The main idea and impulse behind using CAPM is that investors need to be compensated for two things: the time value of money and the risk they are assuming. CAPM takes both into account.
CAPM determines the fairest price for an investment, based on the risk, potential return and other factors. Calculating an investment’s price using CAPM helps establish a fair value, while also giving investors a number to use when comparing to the stock’s current market value. If the estimate is higher than the current market value, then the stock is currently a bargain – but if it’s lower, then the stock is being overvalued.

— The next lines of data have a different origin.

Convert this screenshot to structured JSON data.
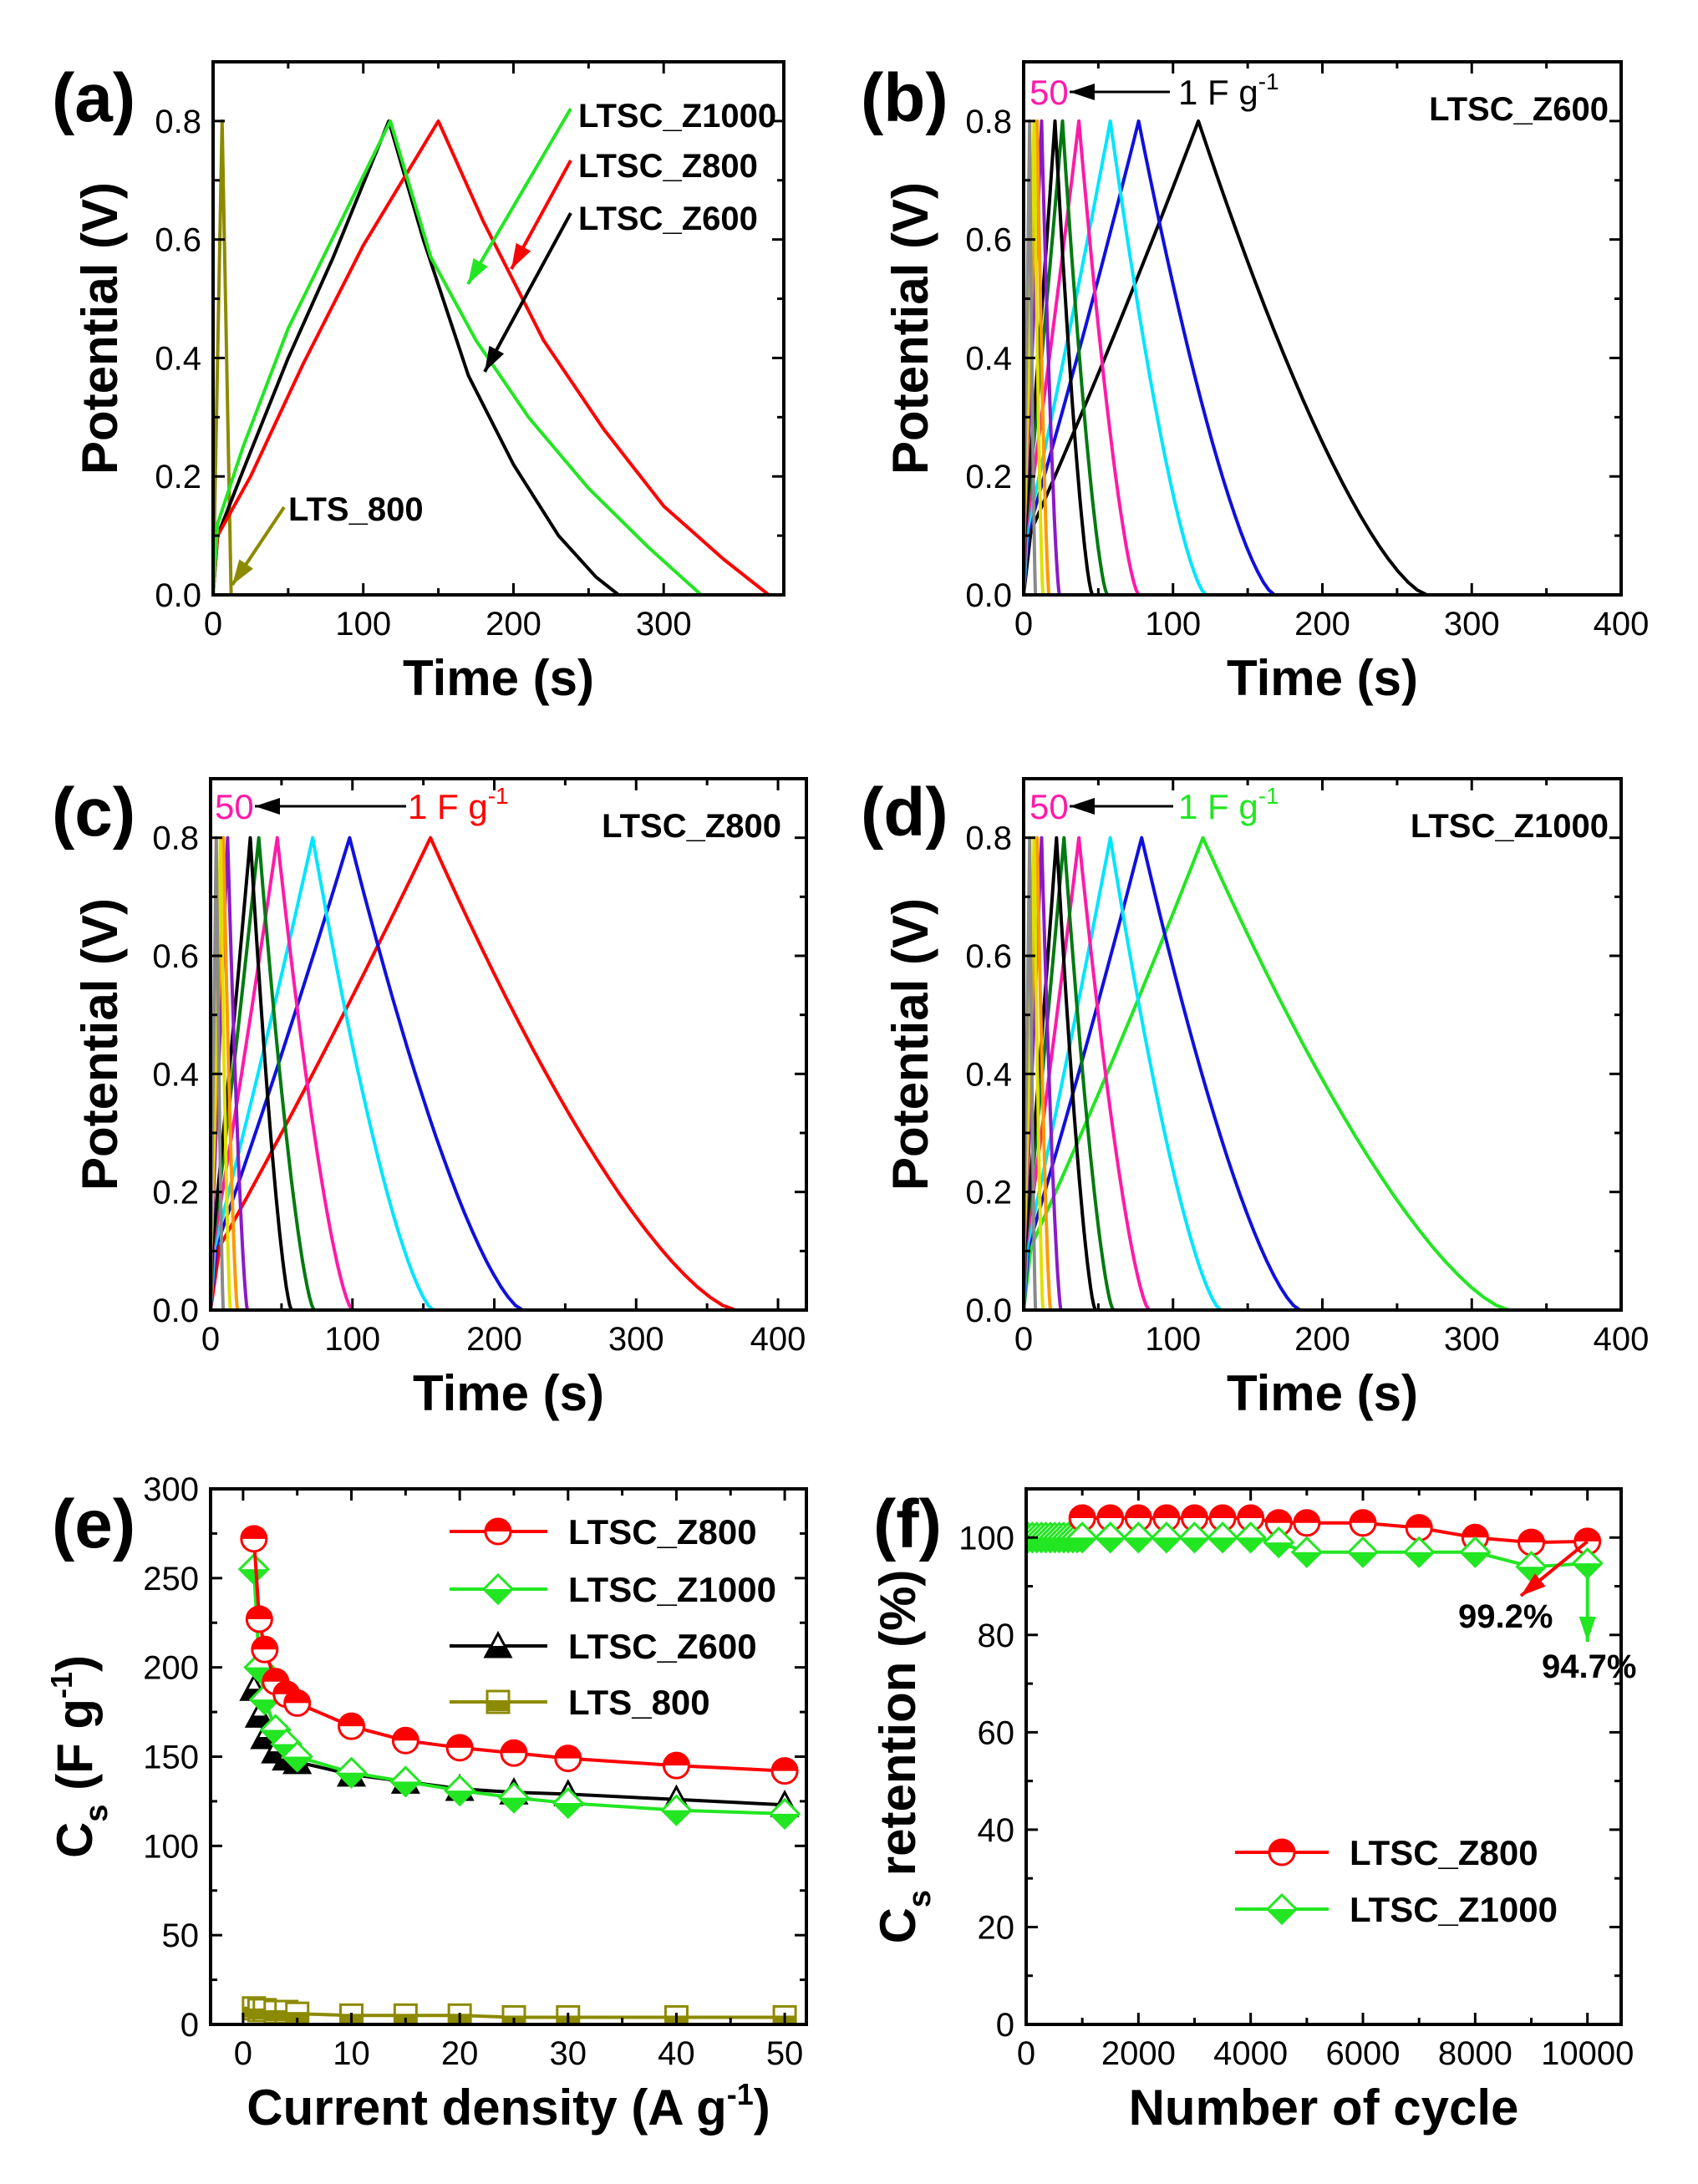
{
  "figure": {
    "colors": {
      "black": "#000000",
      "red": "#ff0000",
      "green": "#22e622",
      "olive": "#8c8a00",
      "cyan": "#00e5ff",
      "blue": "#1010dd",
      "magenta": "#ff1aa8",
      "darkgreen": "#007a10",
      "purple": "#8a1ac8",
      "yellow": "#e0e000",
      "orange": "#ff9900",
      "gray": "#8a8a8a"
    }
  },
  "chart_data": [
    {
      "panel": "(a)",
      "type": "line",
      "xlabel": "Time (s)",
      "ylabel": "Potential (V)",
      "xlim": [
        0,
        380
      ],
      "ylim": [
        0,
        0.9
      ],
      "xticks": [
        0,
        100,
        200,
        300
      ],
      "yticks": [
        0.0,
        0.2,
        0.4,
        0.6,
        0.8
      ],
      "series": [
        {
          "name": "LTS_800",
          "color": "#8c8a00",
          "x": [
            0,
            6,
            12
          ],
          "y": [
            0.0,
            0.8,
            0.0
          ]
        },
        {
          "name": "LTSC_Z600",
          "color": "#000000",
          "x": [
            0,
            3,
            20,
            50,
            80,
            117,
            140,
            170,
            200,
            230,
            255,
            270
          ],
          "y": [
            0,
            0.1,
            0.21,
            0.4,
            0.57,
            0.8,
            0.6,
            0.37,
            0.22,
            0.1,
            0.03,
            0
          ]
        },
        {
          "name": "LTSC_Z800",
          "color": "#ff0000",
          "x": [
            0,
            3,
            25,
            60,
            100,
            150,
            180,
            220,
            260,
            300,
            340,
            370
          ],
          "y": [
            0,
            0.1,
            0.2,
            0.39,
            0.59,
            0.8,
            0.63,
            0.43,
            0.28,
            0.15,
            0.06,
            0
          ]
        },
        {
          "name": "LTSC_Z1000",
          "color": "#22e622",
          "x": [
            0,
            3,
            20,
            50,
            85,
            118,
            145,
            175,
            210,
            250,
            290,
            325
          ],
          "y": [
            0,
            0.12,
            0.25,
            0.45,
            0.63,
            0.8,
            0.57,
            0.43,
            0.3,
            0.18,
            0.08,
            0
          ]
        }
      ],
      "annotations": [
        "LTSC_Z1000",
        "LTSC_Z800",
        "LTSC_Z600",
        "LTS_800"
      ]
    },
    {
      "panel": "(b)",
      "type": "line",
      "xlabel": "Time (s)",
      "ylabel": "Potential (V)",
      "xlim": [
        0,
        400
      ],
      "ylim": [
        0,
        0.9
      ],
      "xticks": [
        0,
        100,
        200,
        300,
        400
      ],
      "yticks": [
        0.0,
        0.2,
        0.4,
        0.6,
        0.8
      ],
      "title": "LTSC_Z600",
      "arrow_from": "1 F g",
      "arrow_from_exp": "-1",
      "arrow_to": "50",
      "series": [
        {
          "peak": 117,
          "end": 270,
          "color": "#000000"
        },
        {
          "peak": 77,
          "end": 168,
          "color": "#1010dd"
        },
        {
          "peak": 58,
          "end": 122,
          "color": "#00e5ff"
        },
        {
          "peak": 37,
          "end": 77,
          "color": "#ff1aa8"
        },
        {
          "peak": 26,
          "end": 56,
          "color": "#007a10"
        },
        {
          "peak": 21,
          "end": 46,
          "color": "#000000"
        },
        {
          "peak": 12,
          "end": 24,
          "color": "#8a1ac8"
        },
        {
          "peak": 9,
          "end": 17,
          "color": "#ff9900"
        },
        {
          "peak": 7,
          "end": 13,
          "color": "#e0e000"
        },
        {
          "peak": 4,
          "end": 8,
          "color": "#8a8a8a"
        }
      ]
    },
    {
      "panel": "(c)",
      "type": "line",
      "xlabel": "Time (s)",
      "ylabel": "Potential (V)",
      "xlim": [
        0,
        420
      ],
      "ylim": [
        0,
        0.9
      ],
      "xticks": [
        0,
        100,
        200,
        300,
        400
      ],
      "yticks": [
        0.0,
        0.2,
        0.4,
        0.6,
        0.8
      ],
      "title": "LTSC_Z800",
      "arrow_from": "1 F g",
      "arrow_from_exp": "-1",
      "arrow_to": "50",
      "series": [
        {
          "peak": 155,
          "end": 370,
          "color": "#ff0000"
        },
        {
          "peak": 98,
          "end": 220,
          "color": "#1010dd"
        },
        {
          "peak": 72,
          "end": 157,
          "color": "#00e5ff"
        },
        {
          "peak": 47,
          "end": 100,
          "color": "#ff1aa8"
        },
        {
          "peak": 34,
          "end": 73,
          "color": "#007a10"
        },
        {
          "peak": 28,
          "end": 57,
          "color": "#000000"
        },
        {
          "peak": 12,
          "end": 26,
          "color": "#8a1ac8"
        },
        {
          "peak": 9,
          "end": 19,
          "color": "#ff9900"
        },
        {
          "peak": 7,
          "end": 14,
          "color": "#e0e000"
        },
        {
          "peak": 4,
          "end": 9,
          "color": "#8a8a8a"
        }
      ]
    },
    {
      "panel": "(d)",
      "type": "line",
      "xlabel": "Time (s)",
      "ylabel": "Potential (V)",
      "xlim": [
        0,
        400
      ],
      "ylim": [
        0,
        0.9
      ],
      "xticks": [
        0,
        100,
        200,
        300,
        400
      ],
      "yticks": [
        0.0,
        0.2,
        0.4,
        0.6,
        0.8
      ],
      "title": "LTSC_Z1000",
      "arrow_from": "1 F g",
      "arrow_from_exp": "-1",
      "arrow_to": "50",
      "series": [
        {
          "peak": 120,
          "end": 325,
          "color": "#22e622"
        },
        {
          "peak": 79,
          "end": 185,
          "color": "#1010dd"
        },
        {
          "peak": 58,
          "end": 132,
          "color": "#00e5ff"
        },
        {
          "peak": 37,
          "end": 84,
          "color": "#ff1aa8"
        },
        {
          "peak": 27,
          "end": 60,
          "color": "#007a10"
        },
        {
          "peak": 22,
          "end": 48,
          "color": "#000000"
        },
        {
          "peak": 12,
          "end": 25,
          "color": "#8a1ac8"
        },
        {
          "peak": 9,
          "end": 18,
          "color": "#ff9900"
        },
        {
          "peak": 7,
          "end": 13,
          "color": "#e0e000"
        },
        {
          "peak": 4,
          "end": 8,
          "color": "#8a8a8a"
        }
      ]
    },
    {
      "panel": "(e)",
      "type": "line",
      "xlabel": "Current density  (A g",
      "xlabel_sup": "-1",
      "xlabel_end": ")",
      "ylabel": "C",
      "ylabel_sub": "s",
      "ylabel_mid": " (F g",
      "ylabel_sup": "-1",
      "ylabel_end": ")",
      "xlim": [
        -3,
        52
      ],
      "ylim": [
        0,
        300
      ],
      "xticks": [
        0,
        10,
        20,
        30,
        40,
        50
      ],
      "yticks": [
        0,
        50,
        100,
        150,
        200,
        250,
        300
      ],
      "x": [
        1,
        1.5,
        2,
        3,
        4,
        5,
        10,
        15,
        20,
        25,
        30,
        40,
        50
      ],
      "series": [
        {
          "name": "LTSC_Z800",
          "color": "#ff0000",
          "marker": "circle-half",
          "values": [
            272,
            227,
            210,
            192,
            185,
            180,
            167,
            159,
            155,
            152,
            149,
            145,
            142
          ]
        },
        {
          "name": "LTSC_Z1000",
          "color": "#22e622",
          "marker": "diamond-half",
          "values": [
            255,
            200,
            182,
            165,
            157,
            150,
            141,
            136,
            131,
            127,
            124,
            120,
            118
          ]
        },
        {
          "name": "LTSC_Z600",
          "color": "#000000",
          "marker": "triangle-half",
          "values": [
            188,
            173,
            161,
            153,
            149,
            147,
            140,
            136,
            132,
            130,
            129,
            126,
            123
          ]
        },
        {
          "name": "LTS_800",
          "color": "#8c8a00",
          "marker": "square-half",
          "values": [
            9,
            8,
            8,
            7,
            7,
            6,
            5,
            5,
            5,
            4,
            4,
            4,
            4
          ]
        }
      ]
    },
    {
      "panel": "(f)",
      "type": "line",
      "xlabel": "Number of cycle",
      "ylabel": "C",
      "ylabel_sub": "s",
      "ylabel_end": " retention (%)",
      "xlim": [
        0,
        10600
      ],
      "ylim": [
        0,
        110
      ],
      "xticks": [
        0,
        2000,
        4000,
        6000,
        8000,
        10000
      ],
      "yticks": [
        0,
        20,
        40,
        60,
        80,
        100
      ],
      "series": [
        {
          "name": "LTSC_Z800",
          "color": "#ff0000",
          "marker": "circle-half",
          "x": [
            1000,
            1500,
            2000,
            2500,
            3000,
            3500,
            4000,
            4500,
            5000,
            6000,
            7000,
            8000,
            9000,
            10000
          ],
          "values": [
            104,
            104,
            104,
            104,
            104,
            104,
            104,
            103,
            103,
            103,
            102,
            100,
            99,
            99.2
          ]
        },
        {
          "name": "LTSC_Z1000",
          "color": "#22e622",
          "marker": "diamond-half",
          "x": [
            1000,
            1500,
            2000,
            2500,
            3000,
            3500,
            4000,
            4500,
            5000,
            6000,
            7000,
            8000,
            9000,
            10000
          ],
          "values": [
            100,
            100,
            100,
            100,
            100,
            100,
            100,
            99,
            97,
            97,
            97,
            97,
            94,
            94.7
          ]
        }
      ],
      "labels": [
        "99.2%",
        "94.7%"
      ]
    }
  ]
}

CAPM gives you a good, comprehensive look at the risk versus rate of return on an investment, especially a stock. It’s a great tool to use when determining whether riskier assets are worth your investment.
So, how do you calculate CAPM? The formula for CAPM is this:
ra = rrf + Ba (rm – rrf)
In order to use this equation, you have to know what all of those variables mean. Here’s a quick breakdown:
– ra is the needed rate of return in an asset
– rrf is the rate of return on a risk-free security like U.S. Treasury bonds
– Ba is the beta of the asset
– rm is the market’s expected return
CAPM and the Efficient Market Hypothesis
You will notice that the Capital Asset Pricing Model is very prescriptive, in the sense that it assumes that every asset has a beta that is easily calculated and this determines the expected return of the asset. Beta and the market rate of return describes every asset.

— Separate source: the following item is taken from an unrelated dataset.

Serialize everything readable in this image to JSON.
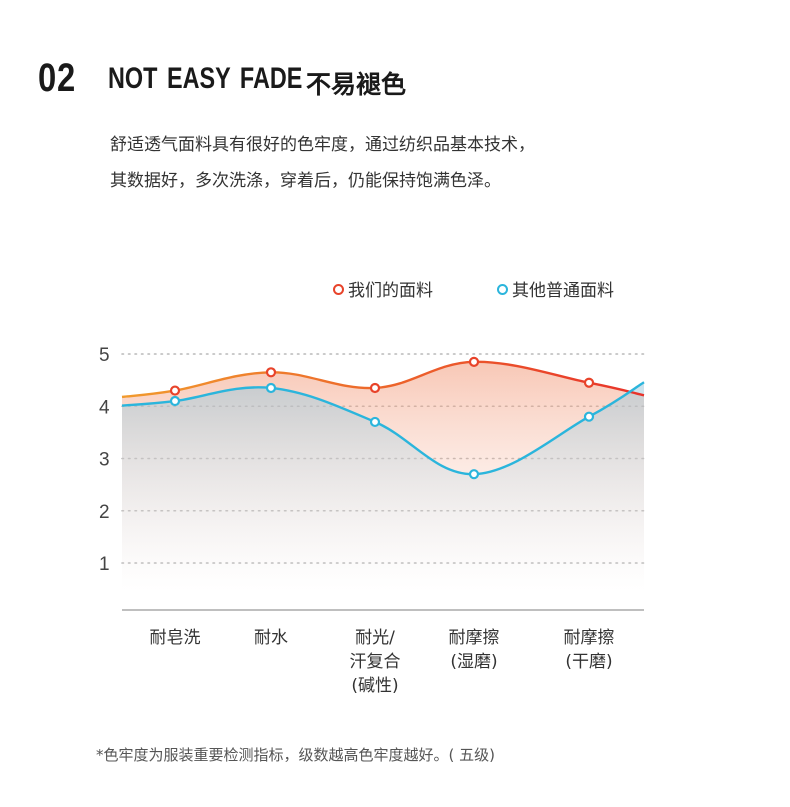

This is possible in the universe where every market participant acts from the same playbook. In effect, if the markets are rational.

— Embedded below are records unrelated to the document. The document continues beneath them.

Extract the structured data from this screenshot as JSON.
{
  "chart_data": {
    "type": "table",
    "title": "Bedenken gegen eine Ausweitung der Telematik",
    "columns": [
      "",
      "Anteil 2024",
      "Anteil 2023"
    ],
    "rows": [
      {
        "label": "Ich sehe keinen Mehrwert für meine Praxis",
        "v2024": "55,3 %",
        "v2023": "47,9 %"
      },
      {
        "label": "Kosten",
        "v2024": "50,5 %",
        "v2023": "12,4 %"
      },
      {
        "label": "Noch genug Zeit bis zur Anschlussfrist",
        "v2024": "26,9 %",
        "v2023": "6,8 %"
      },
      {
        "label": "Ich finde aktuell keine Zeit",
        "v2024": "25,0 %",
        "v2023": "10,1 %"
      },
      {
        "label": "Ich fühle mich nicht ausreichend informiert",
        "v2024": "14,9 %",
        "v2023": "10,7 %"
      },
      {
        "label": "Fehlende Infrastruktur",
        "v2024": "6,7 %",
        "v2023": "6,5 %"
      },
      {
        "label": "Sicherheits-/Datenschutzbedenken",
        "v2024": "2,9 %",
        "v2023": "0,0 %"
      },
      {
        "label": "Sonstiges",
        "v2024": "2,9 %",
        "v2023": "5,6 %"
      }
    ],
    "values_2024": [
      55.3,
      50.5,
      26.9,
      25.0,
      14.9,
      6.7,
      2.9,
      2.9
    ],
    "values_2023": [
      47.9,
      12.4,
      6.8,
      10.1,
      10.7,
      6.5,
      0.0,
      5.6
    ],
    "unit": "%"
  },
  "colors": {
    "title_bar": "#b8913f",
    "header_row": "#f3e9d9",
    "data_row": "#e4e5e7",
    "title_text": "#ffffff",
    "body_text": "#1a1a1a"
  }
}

CAPM makes the market efficient. And CAPM works if the efficient market hypothesis holds.
Although CAPM and EMH are two independent theories, they both rely on the 3 basic assumptions: investors are rational, all information is instantly reflected in asset prices, and, there are no transaction costs.
At Value Stock Guide we believe that
- Investors are not rational
- Information is not readily reflected in the stocks, specially in low coverage small caps
- of course there are transaction costs
As a result, while we agree that these are good theories to hypothesize how the market works, and to use them as some sort of an empirical model, these theories DO NOT adequately describe the functioningof the capital markets.
And therefore, while most investors have locked themselves up in the confines of these theories, we look for ideas and assets that continue to fall through the cracks. This is where value investing makes its presence known – where other investors do not tread.